Rosenbaum is a case in point: sure, she spends time in the lab, perhaps observing the uniformity of a batch of crystallized proteins. And when she goes home, she’s mom to nine children — ranging in age from 3 years old to 17, and including one set of twins.
It takes some organization and time management, of course. Rosenbaum said her husband, who works closer to home, pitches in a lot, as do her older children. “If you’re organized, you have your priorities and you know what you want to do, then you can make it work.”
Greater flexibility since the pandemic has also helped, Rosenbaum said. If she has an early morning meeting, she can take it from home while the kids are getting ready for school. What’s also improved in the more than 10 years she has worked at BMS, she said, is the maternity leave.
“When I first started, six weeks after having a baby I had to go back to work,” she said. “That has changed a lot, and it’s made a huge difference.”
Rosenbaum has seen other ways BMS has committed to gender diversity. “The company does a good job of making sure that there’s women in leadership roles,” she said. “That sends a trickle-down message and sets the culture as a whole.”
She said it’s an empowering place to work – a place where she gets to interact with many other women scientists, like Cuttitta and Pagarigan, and a place where she said she never felt overlooked or dismissed for being a woman.
And that kind of environment allows her to focus on the science.
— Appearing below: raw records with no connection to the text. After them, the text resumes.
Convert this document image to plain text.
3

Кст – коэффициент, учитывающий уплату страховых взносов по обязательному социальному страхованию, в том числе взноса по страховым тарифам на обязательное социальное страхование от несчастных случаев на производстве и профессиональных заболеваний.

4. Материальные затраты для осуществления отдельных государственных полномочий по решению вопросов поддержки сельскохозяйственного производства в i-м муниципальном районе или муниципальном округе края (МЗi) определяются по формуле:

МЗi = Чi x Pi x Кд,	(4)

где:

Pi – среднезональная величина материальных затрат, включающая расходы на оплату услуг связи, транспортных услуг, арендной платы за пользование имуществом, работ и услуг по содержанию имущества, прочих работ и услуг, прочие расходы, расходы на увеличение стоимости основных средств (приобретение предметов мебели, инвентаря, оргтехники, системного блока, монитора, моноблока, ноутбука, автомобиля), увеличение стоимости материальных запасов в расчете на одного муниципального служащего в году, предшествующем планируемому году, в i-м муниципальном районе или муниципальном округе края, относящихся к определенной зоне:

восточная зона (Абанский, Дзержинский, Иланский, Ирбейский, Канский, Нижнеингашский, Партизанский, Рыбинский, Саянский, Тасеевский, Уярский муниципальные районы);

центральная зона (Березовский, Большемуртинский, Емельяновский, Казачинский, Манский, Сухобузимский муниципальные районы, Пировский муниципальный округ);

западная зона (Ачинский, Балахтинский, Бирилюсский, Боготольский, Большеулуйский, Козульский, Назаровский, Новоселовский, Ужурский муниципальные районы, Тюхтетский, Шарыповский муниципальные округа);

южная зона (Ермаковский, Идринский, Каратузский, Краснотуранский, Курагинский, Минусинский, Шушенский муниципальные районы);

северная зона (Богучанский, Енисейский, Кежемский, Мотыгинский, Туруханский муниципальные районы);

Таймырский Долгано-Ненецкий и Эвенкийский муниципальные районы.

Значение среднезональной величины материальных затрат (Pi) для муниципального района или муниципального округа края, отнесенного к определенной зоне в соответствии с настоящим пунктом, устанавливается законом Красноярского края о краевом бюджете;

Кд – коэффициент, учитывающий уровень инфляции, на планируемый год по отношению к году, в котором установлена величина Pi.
“I love being able to take an understanding of the world and then use that to solve a problem that we’re having in a practical way,” she said. “The work itself is very meaningful, to think that what you’re doing is ultimately helping make a better product for patients.”
Rosenbaum is proud to set an example for her children of what’s possible for them. One day, one of her sons came home from school and asked her if she really is a scientist. A classmate had told him that his mom couldn’t be a scientist – that “scientist” is not a real job.
“It is too a job, and you tell them anyone can be a scientist,” was her reply.